Calatañazor, un pueblo con historia... y mucho más
Llegar hasta Calatañazor es, en sí misma, una agradable experiencia: tras un recorrido por una de esas placenteras carreteras de campo con las curvas justas para hacer la conducción entretenida sin que haya peligro, nos desviamos a una vía mucho más estrecha en la que sí hay curvas cerradas, detrás de una de las cuales surge el pueblo, encaramado a una roca, mostrando ya sus murallas.
La carretera, ya más camino que otra cosa, entra entonces en Calatañazor por la que es, casi, la única calle del pueblo y, atravesándola en una empinada pendiente rodeada de preciosos ejemplos de arquitectura popular, llega hasta la plaza que está a los pies de las ruinas, espléndidas, del castillo.
Como un servidor, muchos de ustedes conocerán de nombre a este pequeño pueblo soriano por aquello de "en Calatañazor Almanzor perdió el tambor", la frase que recuerda un episodio a mitad de camino entre la historia y la leyenda, sobre la derrota del caudillo musulmán que llevó a la España cristiana a mal traer al final del primer milenio.
De la cosa, llevada de aquella manera al cine hace unos años en una de esas películas con el sello inconfundible de los Ozores, no queda en el pueblo otra traza que una plazuela modesta con un busto del moro, es de suponer que por aquello del multiculturalismo.
Y también está el castillo, claro, que siempre puede inflamar nuestro espíritu guerrero, pero lo cierto es que nada tuvo que ver con las andanzas, reales o no, de Almanzor: es varios siglos posterior.
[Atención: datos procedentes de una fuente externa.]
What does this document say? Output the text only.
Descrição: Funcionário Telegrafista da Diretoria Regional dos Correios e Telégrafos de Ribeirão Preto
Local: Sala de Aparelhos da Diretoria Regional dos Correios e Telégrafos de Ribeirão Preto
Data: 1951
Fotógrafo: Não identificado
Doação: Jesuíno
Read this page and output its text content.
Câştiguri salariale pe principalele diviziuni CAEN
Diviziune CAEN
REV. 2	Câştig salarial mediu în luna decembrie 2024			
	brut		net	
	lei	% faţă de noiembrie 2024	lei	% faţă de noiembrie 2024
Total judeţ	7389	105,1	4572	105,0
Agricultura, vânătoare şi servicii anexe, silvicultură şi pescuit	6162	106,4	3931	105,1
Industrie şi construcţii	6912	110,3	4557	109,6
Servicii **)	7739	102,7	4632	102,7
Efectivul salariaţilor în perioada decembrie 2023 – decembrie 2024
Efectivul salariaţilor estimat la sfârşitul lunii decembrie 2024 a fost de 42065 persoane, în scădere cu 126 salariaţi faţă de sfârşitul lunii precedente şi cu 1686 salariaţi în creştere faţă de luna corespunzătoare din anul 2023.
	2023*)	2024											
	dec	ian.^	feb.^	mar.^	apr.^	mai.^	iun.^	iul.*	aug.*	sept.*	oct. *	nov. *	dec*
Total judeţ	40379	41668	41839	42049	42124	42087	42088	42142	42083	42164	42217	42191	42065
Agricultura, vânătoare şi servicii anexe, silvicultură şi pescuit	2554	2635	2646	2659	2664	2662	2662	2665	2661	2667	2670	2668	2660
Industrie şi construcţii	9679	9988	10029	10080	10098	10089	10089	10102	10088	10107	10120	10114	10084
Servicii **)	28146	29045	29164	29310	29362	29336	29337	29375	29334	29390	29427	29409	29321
Hoy en día lo que podemos ver de la fortaleza son unas ruinas que parecen diseñadas por un poeta romántico y sobre las que sobrevuela, casi permanentemente, un grupo de varias docenas de buitres que realizan espectaculares pasadas a una distancia extraordinariamente baja. Obviamente no soy experto en el tema, pero no he visto aves rapaces tan cerca en toda mi vida, un auténtico espectáculo, se lo aseguro.
Además de todo eso y de algunos tramos de muralla, que no es poco para un pueblo que tiene unos 70 habitantes, Calatañazor tiene algunas calles que guardan todo el sabor de una arquitectura popular, pobre y hermosa, con entramados de madera y adobe en las plantas altas y muros de piedra en las bajas.
Una arquitectura que nos habla de inviernos fríos y condiciones de vida que debían ser durísimas, de familias reunidas en torno al fuego y calles y campos cubiertos de nieve. Ahora que mencionamos lo del fuego, por cierto, una de las peculiaridades de Calatañazor son sus chimeneas cónicas, que tienen un inusitado protagonismo en el interior de los hogares. No dejen de ver una si tiene oportunidad.
Naturaleza envidiable
Además de enclavarse en un entorno de campos hermosos e inmensos pinares, Calatañazor tiene un par de joyitas naturales que vale la pena conocer. El primero de ellos es la reserva natural del Sabinar de Calatañazor, que incluye un bosque de 22 hectáreas de sabinas con ejemplares gigantescos para la media de esta especie y, según se dicen, que llegan a ser milenarios.
Además del porte elegante que alcanzan estos árboles cuando cargan siglos en sus ramas, una cosa que me gusta de ellos es la capacidad de sus troncos de retorcerse, abrirse y convertirse en auténticas y atormentadas estatuas vivas, llenas de cicatrices y rugosidades, fotogénicas como alguien que sufre.
El otro tesoro natural de Calatañazor es la Fuentona, un curioso manantial en el que un río surge casi de la nada, con aguas cristalinas que forman una corriente calmada que se abre paso a través de un cañón, no tan espectacular como el también soriano del Río Lobos, pero singularmente bello.
El camino es tranquilo en un día de invierno, casi sin más paseantes que el propio grupo y a través de una naturaleza amable, cruzando varias veces el río que nace en la propia Fuentona hasta llegar a la pequeña laguna en la que el agua surge a la superficie y nos muestra la parte más pequeña de un gran sistema subterráneo.
Un poco metáfora de esa Calatañazor y en cierto sentido de toda Soria, que parecen escondidas para el viajero. Pero no, no están tan lejos y, desde luego, vale la pena conocerlos.